La seconde voie d’importation par laquelle le kola pénètre au Soudan Français, est celle du Fouta-Diallon. La ville où se pratiquent le plus les transactions commerciales concernant ce produit, le plus grand entrepôt est Kédougou, dans le Niocolo. De tous les points des régions situées entre le Niger et la Falémé, les dioulas affluent et vont y faire leurs achats. C’est surtout du mois de novembre au mois de juin que les transactions sont les plus actives. Elles seraient encore bien plus considérables si les almamys du Fouta-Diallon n’avaient pas frappé ce produit d’une taxe exorbitante. Ainsi, tout dioula qui exporte de Kédougou ou d’un point quelconque du Fouta-Diallon ou de ses provinces tributaires, le kola doit payer à la sortie une pièce de guinée ou sa valeur par charge d’âne, soit 50 kilog. et une demi-pièce ou sa valeur par charge d’homme, soit 25 kilog. Cet impôt est énorme, surtout si l’on songe que, dans ces régions, une pièce de guinée vaut de 18 à 25 francs. A Kédougou, tout le commerce des kolas est entre les mains des Sarracolés, et nous en avons vu qui opéraient sur de grandes quantités et réalisaient de beaux bénéfices. Les kolas leur sont apportés du sud par des dioulas, Peulhs et Malinkés surtout. Les achats se paient en étoffes, sel, verroterie, poudre et surtout en captifs.
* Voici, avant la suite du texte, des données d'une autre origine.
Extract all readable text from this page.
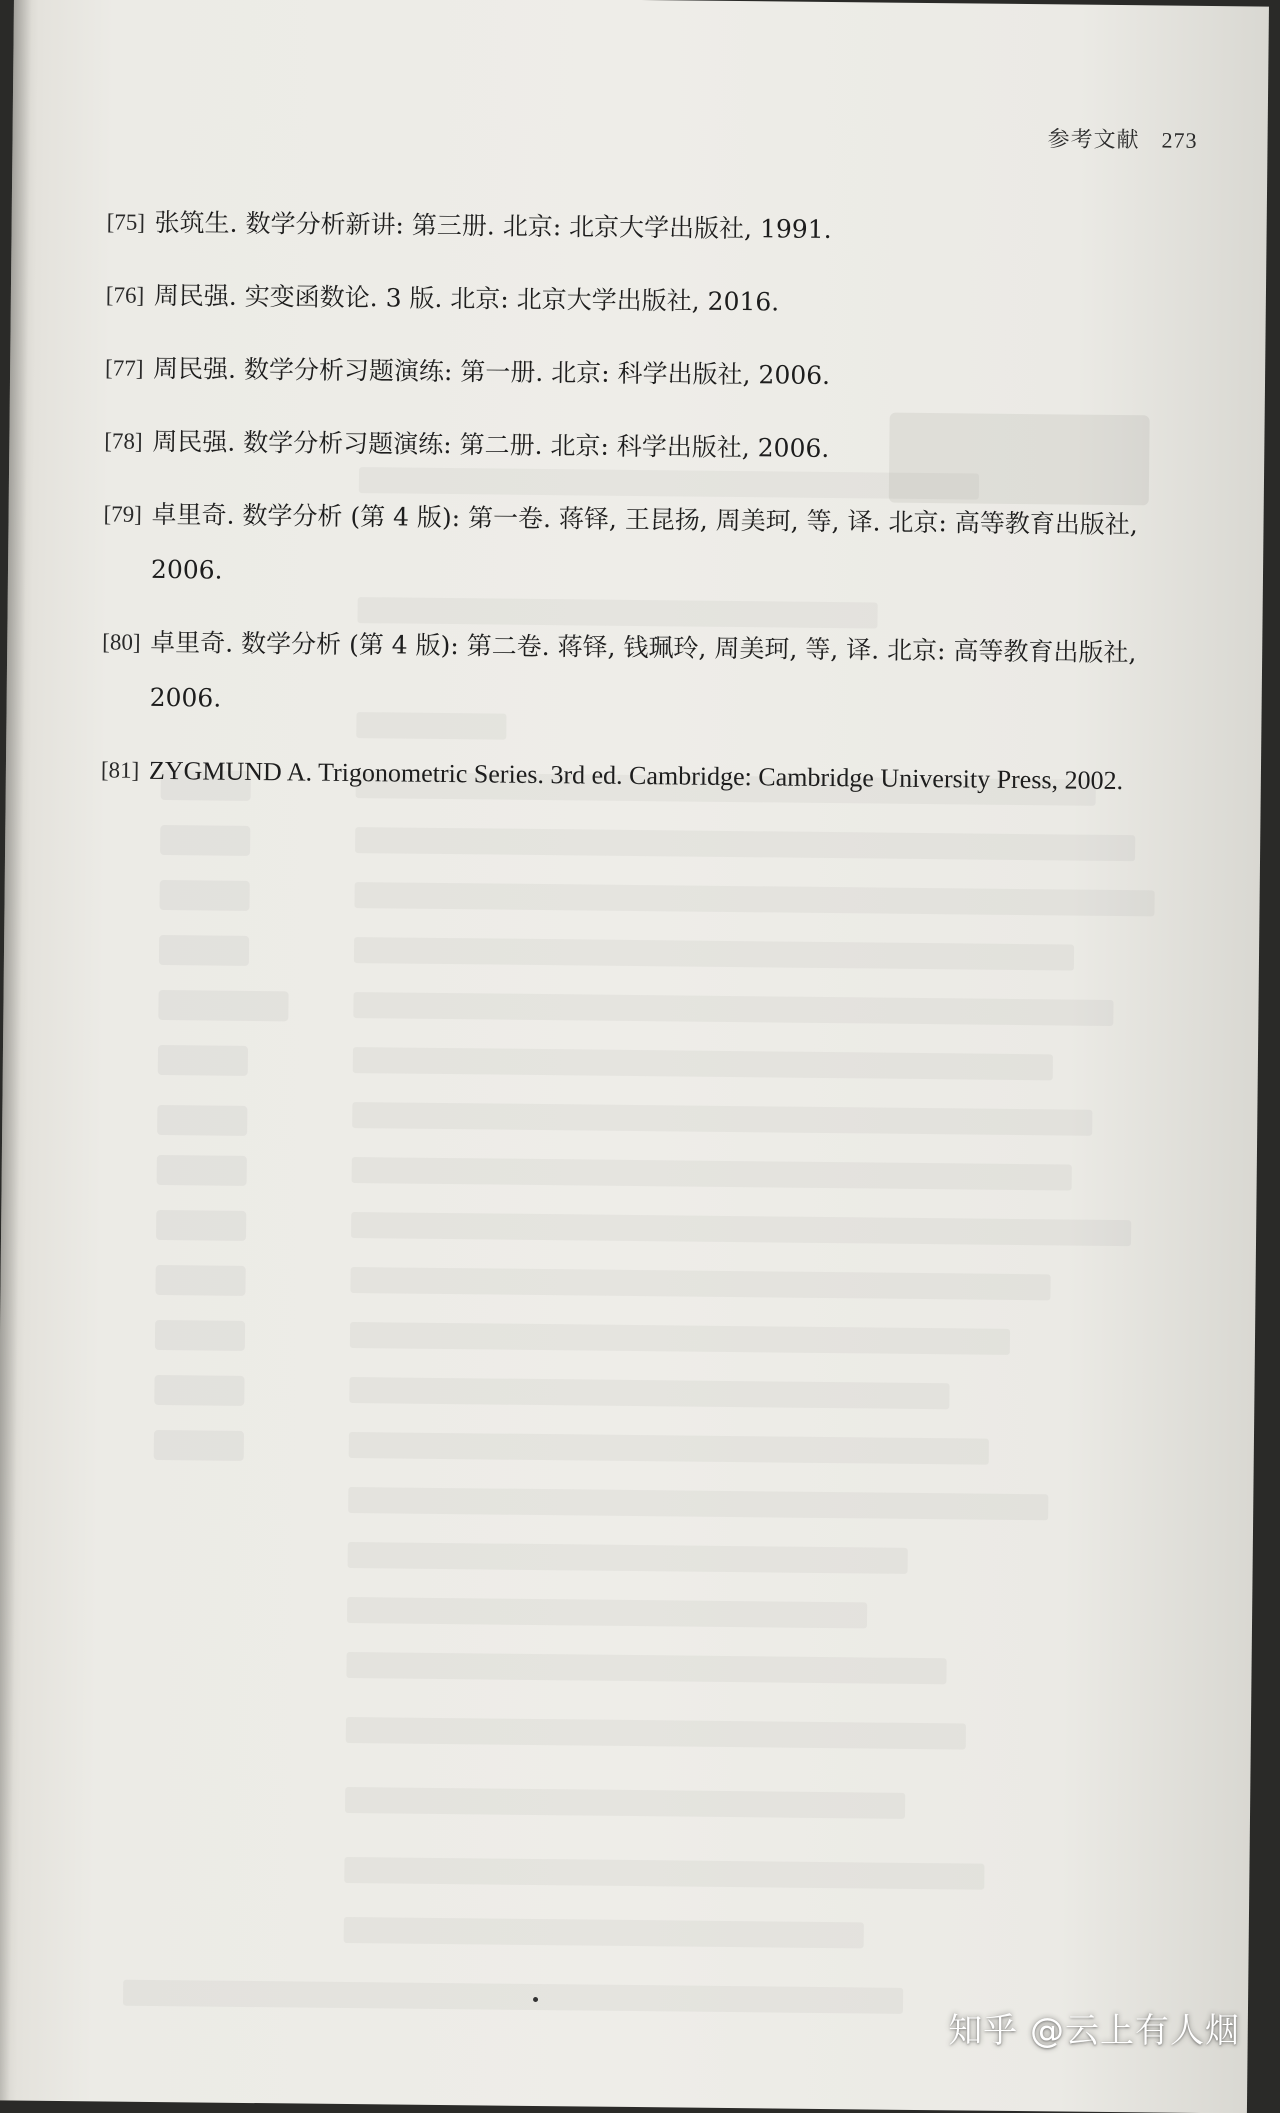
参考文献 273
[75] 张筑生. 数学分析新讲: 第三册. 北京: 北京大学出版社, 1991.
[76] 周民强. 实变函数论. 3 版. 北京: 北京大学出版社, 2016.
[77] 周民强. 数学分析习题演练: 第一册. 北京: 科学出版社, 2006.
[78] 周民强. 数学分析习题演练: 第二册. 北京: 科学出版社, 2006.
[79] 卓里奇. 数学分析 (第 4 版): 第一卷. 蒋铎, 王昆扬, 周美珂, 等, 译. 北京: 高等教育出版社, 2006.
[80] 卓里奇. 数学分析 (第 4 版): 第二卷. 蒋铎, 钱珮玲, 周美珂, 等, 译. 北京: 高等教育出版社, 2006.
[81] ZYGMUND A. Trigonometric Series. 3rd ed. Cambridge: Cambridge University Press, 2002.
知乎 @云上有人烟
Le kola jouit à Damentan (Haute-Gambie) et dans le pays des Coniaguiés (contrefort du Fouta-Diallon) de la même faveur que dans tout le reste du Soudan. Les Coniaguiés en sont particulièrement friands, j’ai pu le constater à l’empressement avec lequel ils acceptèrent les cadeaux que je leur faisais de cette graine. Par contre, ils trouvent difficilement à satisfaire leur gourmandise, car le kola y est très rare. Bien que Damentan et le Coniaguié soient relativement peu éloignés de Kédougou, le grand marché de kolas du Niocolo, ils en reçoivent fort peu par cette voie. La plus grande partie de ce qu’ils consomment leur vient de Labé et surtout de Mac-Carthy, elle leur est apportée par les rares dioulas qui sont assez hardis pour s’aventurer dans leur pays sauvage fermé à tout étranger. Aussi, le prix en est-il très élevé, si exorbitant même, que le kola est considéré dans ces régions comme une marchandise de luxe, et qu’il y fait l’objet d’un commerce insignifiant. L’arbre à kolas est absolument inconnu dans ces deux régions, mais j’ai la conviction qu’il y viendrait bien, en raison de la nature du sol et du climat.

Une autre voie de pénétration est celle du Diallonkadougou et du Dialloungala. Je n’ai que des données très vagues sur l’importance du commerce de kola qui se fait dans ces régions, car je ne les ai pas visitées ; mais je puis affirmer avoir souvent rencontré, dans mes voyages à travers le Bambouck, des dioulas qui s’y rendaient pour y faire leurs achats ou qui en revenaient.

La plus grande partie des kolas qui se consomment sur les bords du Niger vient du Sud et de l’Est par les marchés de Tengrela, Kankou, et par la voie du Fouta-Diallon par Timbo et Dinguiray.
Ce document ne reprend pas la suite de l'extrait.